The final stage of the workflow involves the creation of Archive Information Packages (AIPs) and safely moving them to long term storage. The parts of the process are handled automatically by Archivematica and the new storage service.

Once an AIP has been successfully stored in the storage service, its unique identifier should be added to the equivalent item record in Calm, so that it can be easily located using the catalogue. For now this addition needs to be a manual process, but we hope to be able to automate it in the future.

Step Description
Create SIP Archivematica automatically creates a Submission Information Package (SIP), that describes the files that will be stored as an Archive Information Package (AIP).
Store AIP Archivematica automatically creates an AIP from the SIP and ensures it is correctly stored in the storage service.
Link from catalogue Add the unique identifier of the AIP to the associated item record in Calm, so that the catalogue can be used to find files in the storage service.

Future enhancement

There are number of future enhancements that we intend to explore to improve the workflow outlined above. These include using Archivematica for appraisal and integration with Calm.

Appraisal in Archivematica

Whilst Archivematica does already include support for appraisal, we believe it's not currently easy enough to use or functional enough to replace the current manual process.

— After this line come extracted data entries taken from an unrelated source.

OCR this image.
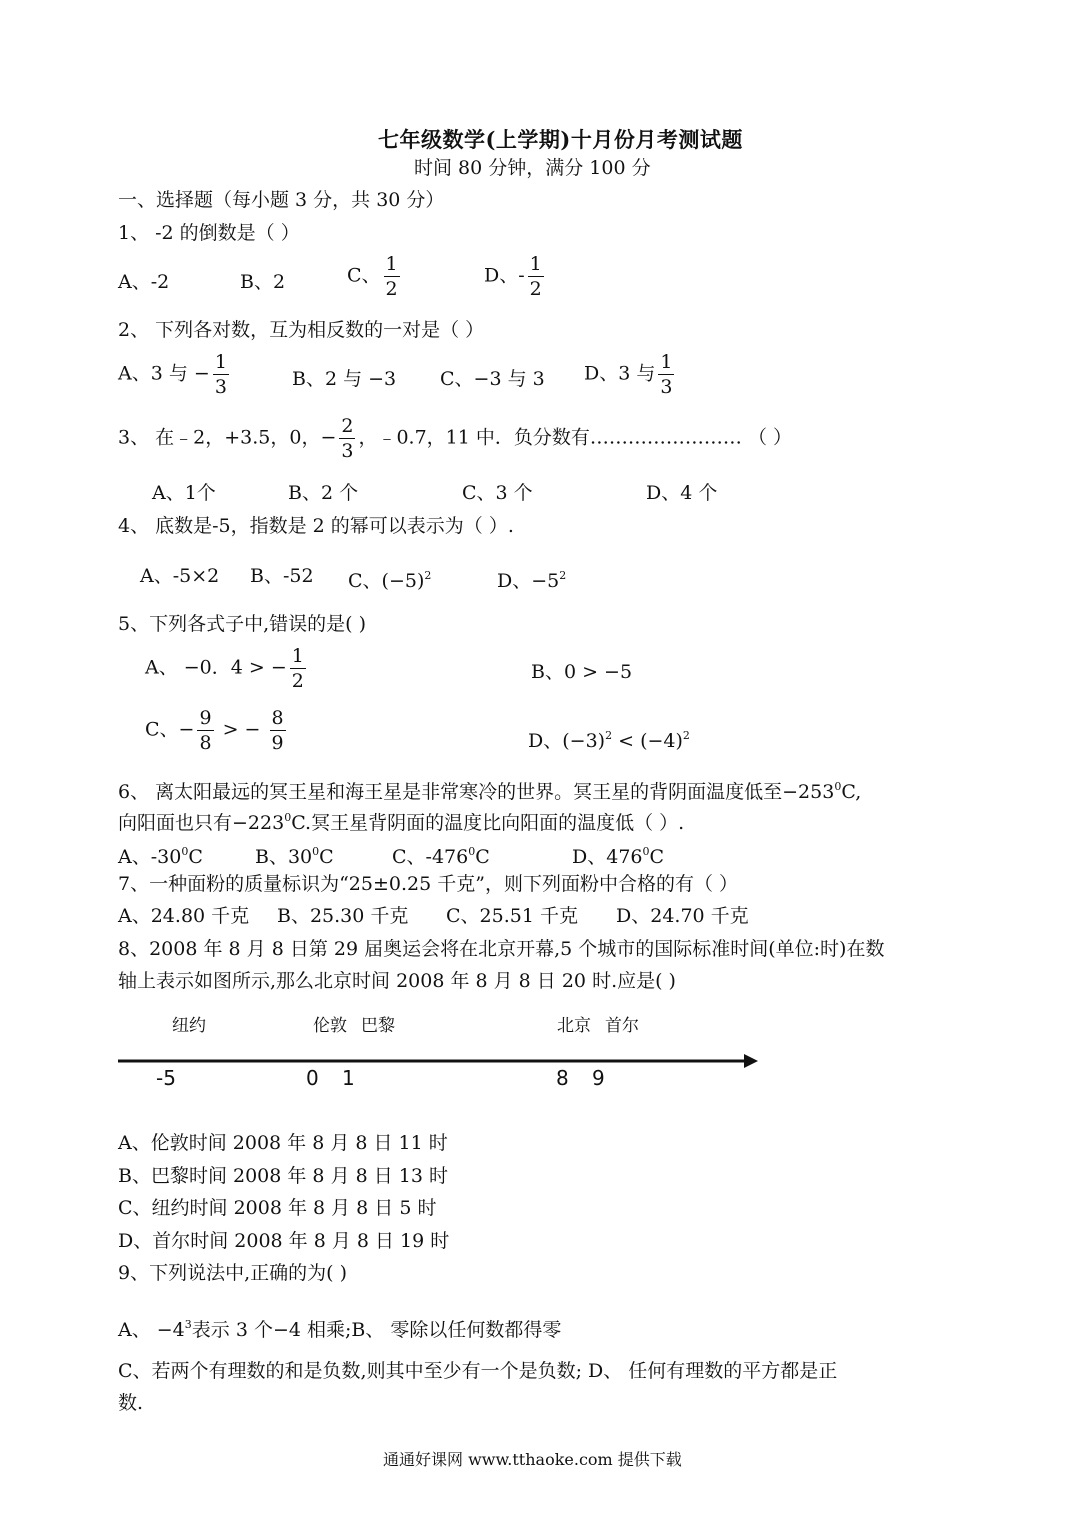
七年级数学(上学期)十月份月考测试题
时间 80 分钟，满分 100 分
一、选择题（每小题 3 分，共 30 分）
1、 -2 的倒数是（ ）
A、-2	B、2	C、 $\frac{1}{2}$	D、- $\frac{1}{2}$
2、 下列各对数，互为相反数的一对是（ ）
A、3 与 − $\frac{1}{3}$	B、2 与 −3 C、−3 与 3 D、3 与 $\frac{1}{3}$
3、 在﹣2，+3.5，0，− $\frac{2}{3}$ ，﹣0.7，11 中．负分数有…………………… （ ）
A、1个	B、2 个	C、3 个	D、4 个
4、 底数是-5，指数是 2 的幂可以表示为（ ）.
A、-5×2 B、-52 C、$(-5)^2$	D、$-5^2$
5、下列各式子中,错误的是( )
A、 −0．4 > − $\frac{1}{2}$	B、0 > −5
C、− $\frac{9}{8}$ > − $\frac{8}{9}$	D、$(-3)^2 < (-4)^2$
6、 离太阳最远的冥王星和海王星是非常寒冷的世界。冥王星的背阴面温度低至$-253^0C$,
向阳面也只有$-223^0C$.冥王星背阴面的温度比向阳面的温度低（ ）.
A、$-30^0C$	B、$30^0C$	C、$-476^0C$	D、$476^0C$
7、一种面粉的质量标识为“25±0.25 千克”，则下列面粉中合格的有（ ）
A、24.80 千克 B、25.30 千克 C、25.51 千克 D、24.70 千克
8、2008 年 8 月 8 日第 29 届奥运会将在北京开幕,5 个城市的国际标准时间(单位:时)在数
轴上表示如图所示,那么北京时间 2008 年 8 月 8 日 20 时.应是( )
纽约	伦敦 巴黎	北京 首尔
-5	0 1	8 9
A、伦敦时间 2008 年 8 月 8 日 11 时
B、巴黎时间 2008 年 8 月 8 日 13 时
C、纽约时间 2008 年 8 月 8 日 5 时
D、首尔时间 2008 年 8 月 8 日 19 时
9、下列说法中,正确的为( )
A、 $-4^3$表示 3 个−4 相乘;B、 零除以任何数都得零
C、若两个有理数的和是负数,则其中至少有一个是负数; D、 任何有理数的平方都是正
数.
通通好课网 www.tthaoke.com 提供下载
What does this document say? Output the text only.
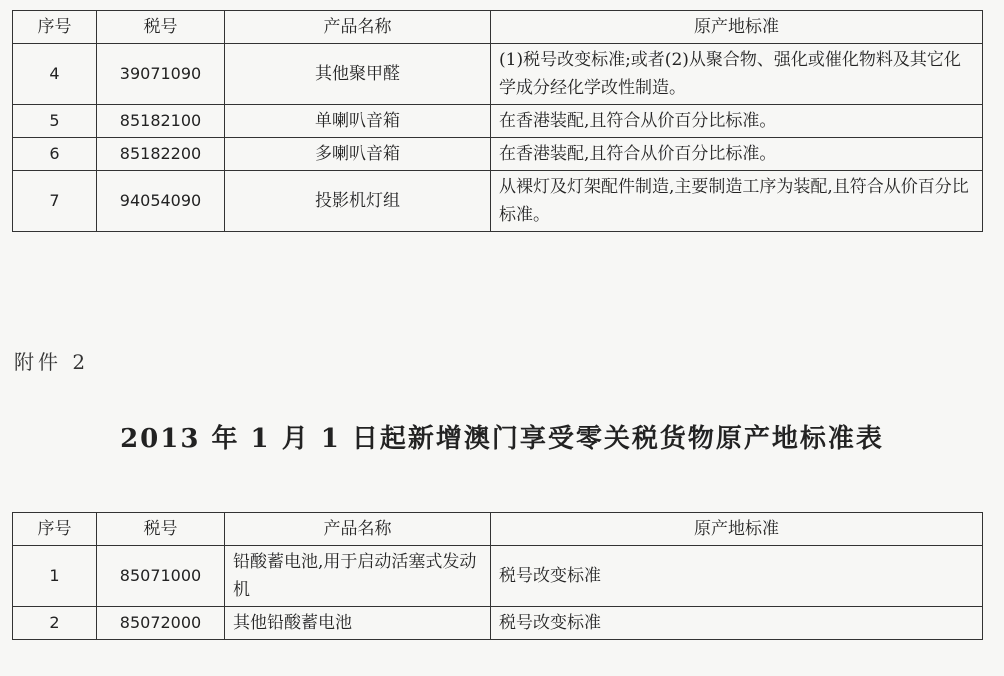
序号	税号	产品名称	原产地标准
4	39071090	其他聚甲醛	(1)税号改变标准;或者(2)从聚合物、强化或催化物料及其它化学成分经化学改性制造。
5	85182100	单喇叭音箱	在香港装配,且符合从价百分比标准。
6	85182200	多喇叭音箱	在香港装配,且符合从价百分比标准。
7	94054090	投影机灯组	从裸灯及灯架配件制造,主要制造工序为装配,且符合从价百分比标准。
附件 2
2013 年 1 月 1 日起新增澳门享受零关税货物原产地标准表
序号	税号	产品名称	原产地标准
1	85071000	铅酸蓄电池,用于启动活塞式发动机	税号改变标准
2	85072000	其他铅酸蓄电池	税号改变标准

By working to improve Archivematica, we could:

  • Transfer all files into Archivematica on acquisition, providing automated generation of submission documentation and increased safety against data loss.
  • Provide automated analysis of file formats and associated file metadata to help with appraisal tasks.
  • Use machine learning as part of this analysis, to make suggestions and increase the scope of sensitive checking.
  • Arrange files into SIPs within Archivematica, streamlining the creation of packages for ingest.

Integration with Calm

Integration between Archivematica and Calm would allow for easier management of associated metadata, further streamlining the creation of packages for ingest.

With full integration, we could:

  • Find and create associated records in Calm during SIP creation in Archivematica.
  • Automatically include metadata in SIPs from associated Calm records.
  • Automatically update associated Calm records with AIP identifiers and file-level description, e.g. extent.